Our picks for teardrop campers for 2019
-Teardrop campers tend to be lightweight and a practical upgrade from a tent
-The campers invoke nostalgia for the olden days of sleeping under the stars, cooking outdoors, and becoming one with nature
Teardrop trailers are perfect for enjoying an elevated camping experience. Standard teardrop features include a double-sized mattress, outdoor cooking galley, and it’s easy towability, behind even a sedan.
Prices for teardrop campers can range greatly depending on the materials used, amenities included. Self-builds start at as little as $3,000.
So what’s available in the teardrop camper market, you ask? Let’s take a look.
Top teardrop campers for 2019
TAB Teardrop Camper by nuCamp, starting at $22,000
TAB features an indoor kitchen and seating area that converts into a bed. It has an entertainment system and the option to add air conditioning, an extra cabinet or a bathroom. It’s like the Rolls Royce of teardrop campers.
Mount Massive by Colorado Teardrops, starting at $21,500
Large enough to sleep four, the Mount Massive features an outdoor kitchen and an indoor table and sofa for eating. These convert into a Queen size bed and two bunk beds.
Self-build Ultimate Big Woody Camper, starting at $3,000
This teardrop camper is what you’d imagine if someone said a 1940’s teardrop camper refurbished. It features an outdoor kitchen and fridge (YAY!), side tables, outdoor lights, power wiring, double bed, overhead storage, and tv.
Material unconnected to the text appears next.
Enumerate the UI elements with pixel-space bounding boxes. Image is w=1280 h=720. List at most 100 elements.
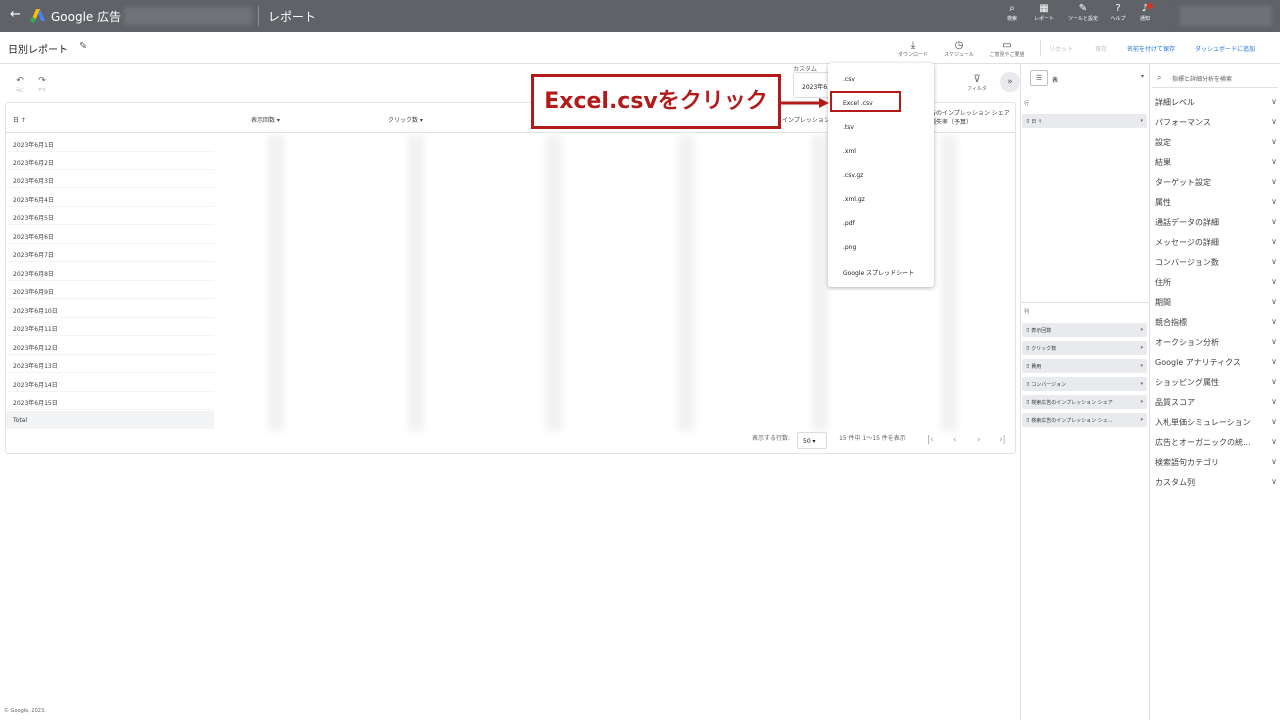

Escapod, starting at $16,500
The Escapod is your more hardcore offroad teardrop camper. It has a pass-through door, outdoor kitchen galley, insulated walls, fan, food preservation system, and all-terrain tires. Base Escapod is pretty bare but does offer a bike rack or rooftop tent for additional people.
Teardrop campers are lightweight and easy to maneuver
Pika by Timberleaf, starting at $11,750
This one features doors on both sides and two sliding windows. It has an open kitchen, a double bed, and an insulated ceiling.
Oregon Trail’R FronTear, starting at $14,000
This camper features a front flip portion, which makes the cooking galley accessible outdoors, with the rear fenders serving as platforms for kitchen space or other working stations. There are many upgrade options available, including an additional table or tv.
Vintage Overland Trailers, starting at $12,500
Very lightweight at 600 pounds, can be towed by almost any regular car. Overland’s theme is minimalism, meaning no bathroom or galley.
Little Guy, starting at $28,999
This camper has a complete indoor kitchen, wet bath, and indoor dinette. Heater, hot water heater, pantry, air conditioning, and entertainment system.
They come in a wide variety starting from $3,000
Polydrop Trailer, starting at $9,000
This energy-conscious teardrop trailer features a solar system, heater, and thermostat complemented by thick insulation. It’s the off the grid teardrop camper.
Vistabule teardrop trailer, starting at $17,995
The Vistabule teardrop is for those that may be a little more claustrophobic in a small space. With four windows, two portholes, and pass-through doors, it’s hard to feel closed in.
Micro Minnie Winnebago, starting at $23,845
This trailer is enormous and takes camping amenities to a whole new level. It has a bathroom with shower, full indoor kitchen galley, a double bed along with bunk beds, a table, and sofa. This is quite the teardrop trailer.
Benefits and downsides of a teardrop camper
Teardrop campers are lightweight and easy to maneuver. No motor home 25 point turn shenanigans here. They are easy to park and easy to store. They are energy-efficient and cost-effective.
Teardrop campers do have their negatives. Due to their small size, they are not recommended for long trips. Quarters are tight, and the amenities are light.